Kanserin kesin tedavisi için geliştirilen bir yöntemi müjdeleyen bir haberle açılıyor film. Emma Thompson’ın kısacık bir rolde döktürdüğü ve yaşanacak kıyameti tedirgin edici bir biçimde hissettirdiği bu sahneden 3 yıl sonraya atlıyor film ve insansızlaşmış, binaları ve yollarını otların kapladığı bir kıyamet-sonrası New York’una geçiyoruz. Bilgisayar efektlerinin, zaman zaman varlıklarını hissettirseler de belli bir çarpıcılık sağladığı şehir görüntüleri içinde yanında köpeği ile kahramanımızı görüyoruz önce; Robert Neville (Will Smith) daha sonra geriye dönüşlerle öğreneceğimiz gibi, orduda görev yapan bir doktordur ve 3 yıl önce kanser için geliştirilen yöntemin neden olduğu felaketten bağışıklığı sayesinde sağ çıkmıştır. Dünya nüfusunun yüzde 90’ı yok olmuş, kalan %10’un çok önemli bir kısmı ise tuhaf bir yaratığa dönüşmüş ve bağışıklıkları sayesinde (bu doğal bağışıklığı sağlayanın ne olduğunu öğrenemiyoruz hiç) sağ kalabilen diğer herkesi yok etmiş görünmektedir. Robert bir yandan virüse karşı bir antikor geliştirmek için laboratuarında çalışmaya inatla devam etmekte ve bir yandan da yaptığı radyo yayını ile eğer varsa -hâlâ insan olarak kalabilmiş- diğer insanlara ulaşmaya çalışmaktadır. Havadan yayılan (tıpkı Covid-19 gibi) virüsün sıfır noktası olan New York’taki bu adam -romanın ilk uyarlamasına verilen isimden esinlenirsek- dünya üzerindeki son insan mıdır yoksa başkaları da var mıdır yaşayan? İşte tam burada filmin en çok eleştirilen ve tipik bir Amerikan yaklaşımının sonucu olan “inanç” konusu giriyor devreye.

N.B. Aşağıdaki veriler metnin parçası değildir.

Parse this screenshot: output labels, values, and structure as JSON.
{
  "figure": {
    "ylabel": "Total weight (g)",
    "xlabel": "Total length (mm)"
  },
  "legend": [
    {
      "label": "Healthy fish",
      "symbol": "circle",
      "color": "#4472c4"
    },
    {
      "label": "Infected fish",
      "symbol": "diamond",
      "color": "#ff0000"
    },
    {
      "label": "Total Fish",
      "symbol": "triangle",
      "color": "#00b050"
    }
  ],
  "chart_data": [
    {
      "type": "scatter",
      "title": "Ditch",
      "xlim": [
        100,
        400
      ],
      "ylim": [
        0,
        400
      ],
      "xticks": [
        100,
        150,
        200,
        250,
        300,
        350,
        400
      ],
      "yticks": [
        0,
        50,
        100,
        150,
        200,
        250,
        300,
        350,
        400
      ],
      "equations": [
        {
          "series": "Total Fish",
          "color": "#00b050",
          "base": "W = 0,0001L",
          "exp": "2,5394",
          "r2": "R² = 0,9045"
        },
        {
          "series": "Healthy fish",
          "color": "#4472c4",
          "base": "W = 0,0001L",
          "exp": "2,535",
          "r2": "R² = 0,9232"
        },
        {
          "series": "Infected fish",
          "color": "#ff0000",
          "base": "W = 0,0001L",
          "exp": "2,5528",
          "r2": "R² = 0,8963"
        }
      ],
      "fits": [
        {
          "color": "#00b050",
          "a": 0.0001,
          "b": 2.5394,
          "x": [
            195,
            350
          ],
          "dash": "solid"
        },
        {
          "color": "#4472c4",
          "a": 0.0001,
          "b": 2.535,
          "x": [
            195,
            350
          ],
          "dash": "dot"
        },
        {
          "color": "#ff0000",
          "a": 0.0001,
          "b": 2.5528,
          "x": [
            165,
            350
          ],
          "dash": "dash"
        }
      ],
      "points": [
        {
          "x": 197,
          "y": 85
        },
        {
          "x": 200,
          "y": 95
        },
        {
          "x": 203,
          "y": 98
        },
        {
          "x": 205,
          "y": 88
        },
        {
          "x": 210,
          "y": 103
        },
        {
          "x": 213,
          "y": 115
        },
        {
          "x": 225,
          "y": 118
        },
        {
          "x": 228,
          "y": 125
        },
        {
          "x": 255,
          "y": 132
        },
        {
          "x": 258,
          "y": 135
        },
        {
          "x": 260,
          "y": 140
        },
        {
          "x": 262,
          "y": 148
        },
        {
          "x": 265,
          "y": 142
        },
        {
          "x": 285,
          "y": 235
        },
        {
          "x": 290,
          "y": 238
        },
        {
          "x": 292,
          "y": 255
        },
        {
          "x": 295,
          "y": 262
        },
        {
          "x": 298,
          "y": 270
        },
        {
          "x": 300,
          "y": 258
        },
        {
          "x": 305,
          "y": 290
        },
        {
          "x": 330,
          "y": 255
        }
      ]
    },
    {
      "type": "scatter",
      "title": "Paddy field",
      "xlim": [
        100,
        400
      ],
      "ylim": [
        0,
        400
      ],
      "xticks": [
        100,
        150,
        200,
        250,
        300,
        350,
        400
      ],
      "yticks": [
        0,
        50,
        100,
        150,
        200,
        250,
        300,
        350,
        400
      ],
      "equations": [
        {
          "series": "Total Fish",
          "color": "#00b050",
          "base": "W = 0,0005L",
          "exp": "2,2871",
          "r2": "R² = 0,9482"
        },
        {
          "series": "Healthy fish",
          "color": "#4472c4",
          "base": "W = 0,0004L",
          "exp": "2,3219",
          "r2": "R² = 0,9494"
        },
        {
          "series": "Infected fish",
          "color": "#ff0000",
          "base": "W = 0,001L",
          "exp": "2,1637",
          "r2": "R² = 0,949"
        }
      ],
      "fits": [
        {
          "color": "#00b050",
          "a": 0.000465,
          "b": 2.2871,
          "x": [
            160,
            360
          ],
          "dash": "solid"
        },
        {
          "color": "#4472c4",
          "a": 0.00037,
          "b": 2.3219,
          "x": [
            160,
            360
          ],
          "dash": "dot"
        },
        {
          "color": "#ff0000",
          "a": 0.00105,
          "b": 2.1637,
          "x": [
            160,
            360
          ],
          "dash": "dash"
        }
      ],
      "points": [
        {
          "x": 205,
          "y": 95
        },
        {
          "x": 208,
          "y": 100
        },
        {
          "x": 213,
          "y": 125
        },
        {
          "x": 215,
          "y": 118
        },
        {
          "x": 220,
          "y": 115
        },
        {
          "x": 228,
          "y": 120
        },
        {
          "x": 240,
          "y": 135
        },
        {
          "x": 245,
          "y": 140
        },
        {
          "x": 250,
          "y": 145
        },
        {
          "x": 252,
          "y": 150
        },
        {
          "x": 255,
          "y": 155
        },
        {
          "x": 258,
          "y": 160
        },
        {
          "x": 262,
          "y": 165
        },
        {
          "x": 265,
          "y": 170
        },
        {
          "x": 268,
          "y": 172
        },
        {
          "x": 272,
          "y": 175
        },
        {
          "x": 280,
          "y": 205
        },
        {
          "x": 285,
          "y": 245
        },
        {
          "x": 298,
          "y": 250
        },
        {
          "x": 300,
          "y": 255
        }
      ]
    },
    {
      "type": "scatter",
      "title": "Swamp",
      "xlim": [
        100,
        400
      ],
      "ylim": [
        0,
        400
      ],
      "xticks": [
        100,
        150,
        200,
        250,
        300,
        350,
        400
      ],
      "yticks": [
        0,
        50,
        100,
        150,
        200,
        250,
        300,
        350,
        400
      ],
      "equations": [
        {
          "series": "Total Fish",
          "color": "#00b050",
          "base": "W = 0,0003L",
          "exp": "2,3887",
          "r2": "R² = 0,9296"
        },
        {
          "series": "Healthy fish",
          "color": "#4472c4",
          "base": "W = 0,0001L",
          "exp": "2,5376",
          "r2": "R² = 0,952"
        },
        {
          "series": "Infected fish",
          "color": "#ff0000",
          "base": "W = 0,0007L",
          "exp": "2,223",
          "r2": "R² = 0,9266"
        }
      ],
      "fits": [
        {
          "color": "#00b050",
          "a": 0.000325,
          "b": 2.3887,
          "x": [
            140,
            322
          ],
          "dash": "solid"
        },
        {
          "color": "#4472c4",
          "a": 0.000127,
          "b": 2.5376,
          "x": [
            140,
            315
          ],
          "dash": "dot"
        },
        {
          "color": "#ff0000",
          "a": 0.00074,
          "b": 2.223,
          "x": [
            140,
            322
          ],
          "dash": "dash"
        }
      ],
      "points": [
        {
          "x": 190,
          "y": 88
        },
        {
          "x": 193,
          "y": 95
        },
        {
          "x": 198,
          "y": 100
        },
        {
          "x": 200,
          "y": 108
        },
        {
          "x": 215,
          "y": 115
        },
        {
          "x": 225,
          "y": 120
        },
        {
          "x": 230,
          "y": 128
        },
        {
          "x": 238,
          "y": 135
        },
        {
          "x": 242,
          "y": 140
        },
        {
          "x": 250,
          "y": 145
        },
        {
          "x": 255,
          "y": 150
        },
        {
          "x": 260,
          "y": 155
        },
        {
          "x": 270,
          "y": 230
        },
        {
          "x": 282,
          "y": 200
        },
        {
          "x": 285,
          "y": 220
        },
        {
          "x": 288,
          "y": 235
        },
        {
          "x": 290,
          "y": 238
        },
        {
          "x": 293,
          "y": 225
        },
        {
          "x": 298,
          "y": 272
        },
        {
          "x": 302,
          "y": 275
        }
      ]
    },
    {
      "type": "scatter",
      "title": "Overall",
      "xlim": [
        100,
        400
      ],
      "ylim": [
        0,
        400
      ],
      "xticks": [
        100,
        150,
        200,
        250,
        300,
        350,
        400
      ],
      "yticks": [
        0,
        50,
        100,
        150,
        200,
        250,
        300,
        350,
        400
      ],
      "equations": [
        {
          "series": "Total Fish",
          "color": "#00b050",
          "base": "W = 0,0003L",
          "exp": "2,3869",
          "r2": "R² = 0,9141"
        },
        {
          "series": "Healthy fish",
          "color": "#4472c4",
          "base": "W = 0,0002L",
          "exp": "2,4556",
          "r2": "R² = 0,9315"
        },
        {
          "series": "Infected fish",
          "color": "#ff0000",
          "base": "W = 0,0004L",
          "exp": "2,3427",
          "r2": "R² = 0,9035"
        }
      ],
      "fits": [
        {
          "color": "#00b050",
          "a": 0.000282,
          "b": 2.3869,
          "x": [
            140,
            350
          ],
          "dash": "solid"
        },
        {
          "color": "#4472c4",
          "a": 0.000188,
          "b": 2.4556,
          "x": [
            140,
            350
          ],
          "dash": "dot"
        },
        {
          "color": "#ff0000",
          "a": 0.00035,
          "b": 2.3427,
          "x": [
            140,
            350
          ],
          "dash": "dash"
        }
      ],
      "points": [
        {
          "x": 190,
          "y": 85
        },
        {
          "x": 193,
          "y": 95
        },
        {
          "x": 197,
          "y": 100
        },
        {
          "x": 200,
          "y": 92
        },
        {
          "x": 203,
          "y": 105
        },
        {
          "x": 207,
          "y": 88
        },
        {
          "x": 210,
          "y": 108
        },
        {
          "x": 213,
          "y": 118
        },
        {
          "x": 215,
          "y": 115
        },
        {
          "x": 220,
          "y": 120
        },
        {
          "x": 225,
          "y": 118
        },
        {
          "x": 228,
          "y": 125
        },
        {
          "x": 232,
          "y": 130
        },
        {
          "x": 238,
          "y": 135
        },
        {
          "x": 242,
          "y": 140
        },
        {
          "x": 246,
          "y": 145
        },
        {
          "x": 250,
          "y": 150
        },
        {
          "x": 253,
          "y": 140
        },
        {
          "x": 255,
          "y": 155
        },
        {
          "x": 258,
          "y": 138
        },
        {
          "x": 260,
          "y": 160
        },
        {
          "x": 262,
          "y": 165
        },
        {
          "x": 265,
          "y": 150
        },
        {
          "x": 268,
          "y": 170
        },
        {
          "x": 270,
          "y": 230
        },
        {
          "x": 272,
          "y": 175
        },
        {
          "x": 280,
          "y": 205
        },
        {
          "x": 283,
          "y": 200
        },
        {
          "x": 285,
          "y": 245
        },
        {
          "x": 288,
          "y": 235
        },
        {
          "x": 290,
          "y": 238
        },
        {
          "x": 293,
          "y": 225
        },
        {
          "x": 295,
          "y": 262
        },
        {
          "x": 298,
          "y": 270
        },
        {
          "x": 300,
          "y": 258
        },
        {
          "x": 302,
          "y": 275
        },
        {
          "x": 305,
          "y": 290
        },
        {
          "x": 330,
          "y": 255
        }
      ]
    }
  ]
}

“Tanrı’nın bir planı vardır” yaklaşımını, insanlığın başına gelenleri öne sürerek çok sert bir şekilde eleştiren, hatta aşağılayan Robert’ın finale doğru takındığı tutum ve bu yaklaşımı benimsemiş -en azından mutlak bir şekilde reddetmekten uzaklaşmış- görünmesi dikkatlerden kaçmıyor. Hikâyeye ikinci yarısında giren bir karakterin arabasının dikiz aynasına asılan haç ve “kelebek” motifini de (Robert’ın küçük kızının ağzından duyduğumuz sözcüğün yine bu karakterin boynundaki bir dövme olarak karşımıza çıkması) bu kapsamda görmemiz gerekiyor. Finaldeki ABD bayraklı, eli silahlı erkeklerin nöbet tuttuğu ve etrafı yüksek duvarlarla çevrili “kurtarılmış bölge”yi Trump’ın ve peşindekilerin ideal Amerikası gibi görmemek de elde değil; sonuçta göçmen (burada mutantlar) karşıtı, maço (tüm o silahlı erkekler) ve milliyetçi (bayrak) bir resim veriyor o sahne. Karantinaya alınmak üzere olan New York’tan panik halinde kaçmaya çalışan binlerce insanın içinde albay doktorun ve ailesinin hangi ayrıcalıkla, askerlerin oluşturduğu güvenlik koridoru içinde kendilerine tahsis edilen helikoptere götürüldüklerini ise sorgulamamak gerekiyor sanırım!

Robert Neville’ın hikâyenin başlarındaki yalnızlık anları (bir müzik ve film mağazasında cansız mankenlerle olan sahneleri), mutant köpeklerle karşı karşıya kalan kahramanımızın tek umudu olan ve yüksek binaların arasından sızan ve yavaş yavaş kaybolan gün ışığı bölümü veya bir “dostu yok etmek zorunda kalmak” ânı gibi etkileyici sahneleri olan, efektlerin başarılı bir şekilde kullanıldığı filmin bir diğer başarısı da Neville’in kendisini yok etmek için saldıranlar karşısındaki çaresizliğine (“Durun, durun! Sizi kurtarabilirim… Size yardım edebilirim, tedaviyi buldum…”) bizi tanıklık ettirmesi. Karakterinin psikolojisini, ikinci yarısında epeyce ihmal etse de, yansıtmakta da belli bir başarı yakaladığını söyleyebiliriz filmin.

Kötülüğün bilimden kaynaklandığı, çözümün ise bilim ve inanç ortaklığı ile geldiği film başlangıçtaki çekici ve umut veren seviyesini süratle bir Hollywood yapıtına dönüşerek kaybetmesi ile hayal kırıklığına uğratan ama heyecan, gerilim, aksiyon arayanları mutlu edecek bir çalışma.